"Verzweiflungstat" als Ausgangspunkt für Broschüre

Mit einem besonderen Knüller wartet der Verein für Heimatkunde zu Petershagen und Eggersdorf am Tag des offenen Denkmals auf. Er bietet am Sonntag im geöffneten Büdnerhaus beinahe druckfrische "Bausteine zur Heimatkunde" an. Wer nicht zu spät kommen möchte, wenn die Auflage von 200 Exemplaren verkauft wird, sollte sich besser diesen Termin vormerken.

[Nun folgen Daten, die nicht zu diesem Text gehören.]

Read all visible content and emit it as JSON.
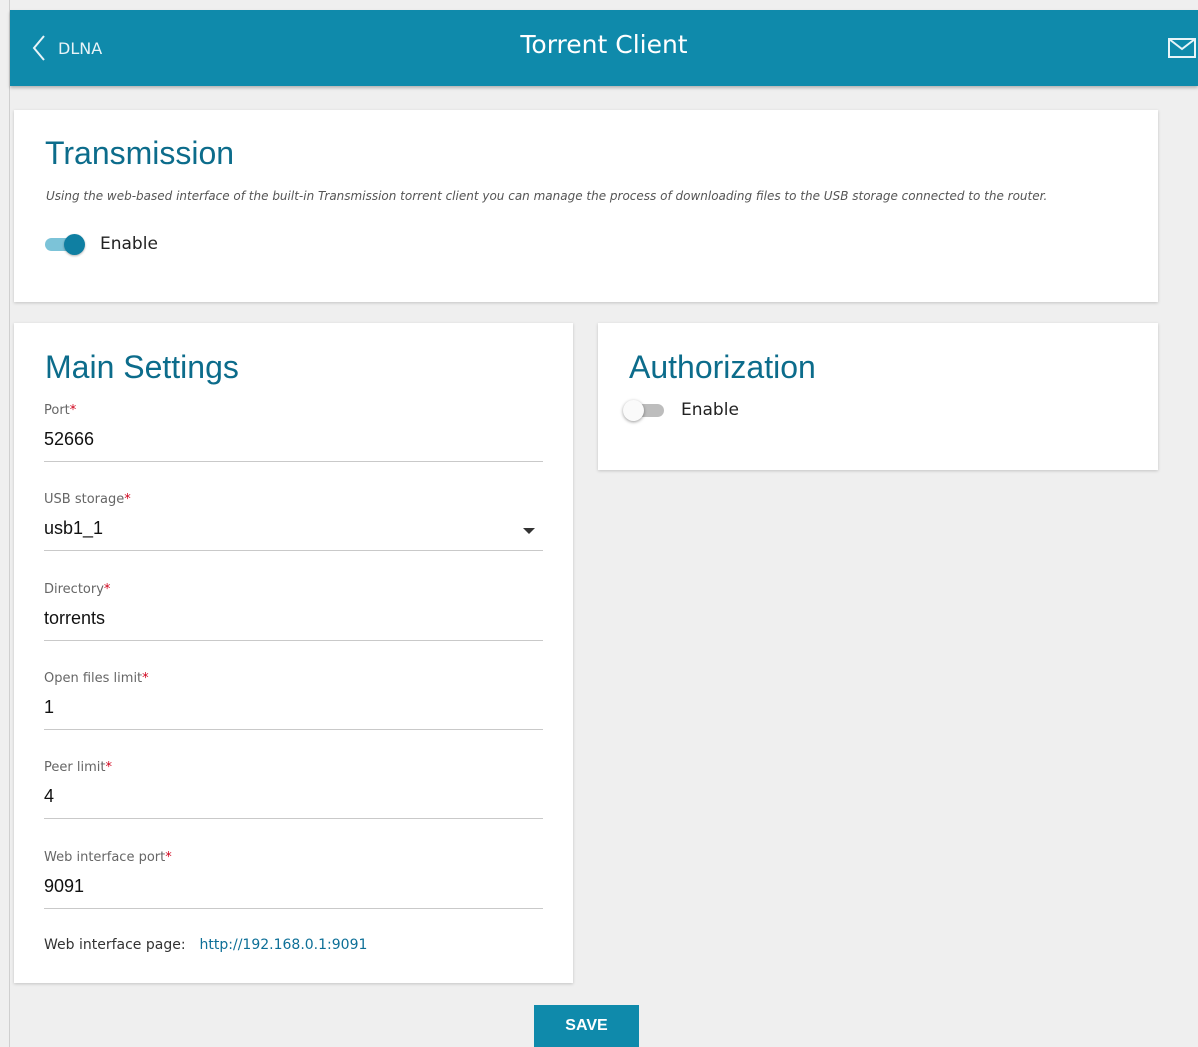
{
  "header": {
    "back_label": "DLNA",
    "title": "Torrent Client"
  },
  "transmission": {
    "title": "Transmission",
    "description": "Using the web-based interface of the built-in Transmission torrent client you can manage the process of downloading files to the USB storage connected to the router.",
    "enable_label": "Enable",
    "enabled": true
  },
  "main_settings": {
    "title": "Main Settings",
    "fields": {
      "port": {
        "label": "Port",
        "value": "52666"
      },
      "usb_storage": {
        "label": "USB storage",
        "value": "usb1_1"
      },
      "directory": {
        "label": "Directory",
        "value": "torrents"
      },
      "open_files_limit": {
        "label": "Open files limit",
        "value": "1"
      },
      "peer_limit": {
        "label": "Peer limit",
        "value": "4"
      },
      "web_interface_port": {
        "label": "Web interface port",
        "value": "9091"
      }
    },
    "required_mark": "*",
    "web_page_label": "Web interface page:",
    "web_page_link": "http://192.168.0.1:9091"
  },
  "authorization": {
    "title": "Authorization",
    "enable_label": "Enable",
    "enabled": false
  },
  "save_label": "SAVE",
  "colors": {
    "header": "#0f8aab",
    "title_text": "#0c6c8b",
    "required": "#d0021b",
    "link": "#0d6f97"
  }
}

100 Jahre nach dem Erscheinen der Giertzschen Chronik "Bausteine zur Geschichte des Barnim sowie seiner Dörfer Petershagen und Eggersdorf" hat der Heimatkundeverein damit eines seiner Satzungsziele erfüllt. Er versuchte sich in einer ersten Fortsetzung dieses umfangreichen und akribisch zusammengestellten Werkes. Sogar die Auflagenhöhe behielt der gerade einmal fünf Jahre junge Verein bei: 200 Stück.
Vom Herausgeber Heimatkundeverein als broschürte Reihe angelegt, erklärt das Wort "Bausteine" im Titel zudem die Herangehensweise der Autoren. "Wir sind keine Chronisten. Das wäre auch noch zu früh", so der Vereinsvorsitzende Rolf Hartung. "Wir betreiben Heimatkunde, wie es unser Vereinsname sagt, wollen Stück für Stück unsere Geschichte erleb- und nachvollziehbar machen."
Die Bausteine, eine offene Form, sind als Fortsetzung gedacht. Diese Art der Veröffentlichung soll es Lesern ermöglichen, mit eigenen Erinnerungen, Erlebnissen und Geschichten an den Verein he­ranzutreten. "Während jetzt zunächst sieben Mitglieder als Autoren in Erscheinung treten, könnten wir so vielleicht noch viel mehr Bürger aus dem Ort einbeziehen", ist Bärbele Buchmann gespannt auf Reaktionen nach Verkauf des Buchs. Mancher kenne weitere Zeitzeugen, und diese wieder andere …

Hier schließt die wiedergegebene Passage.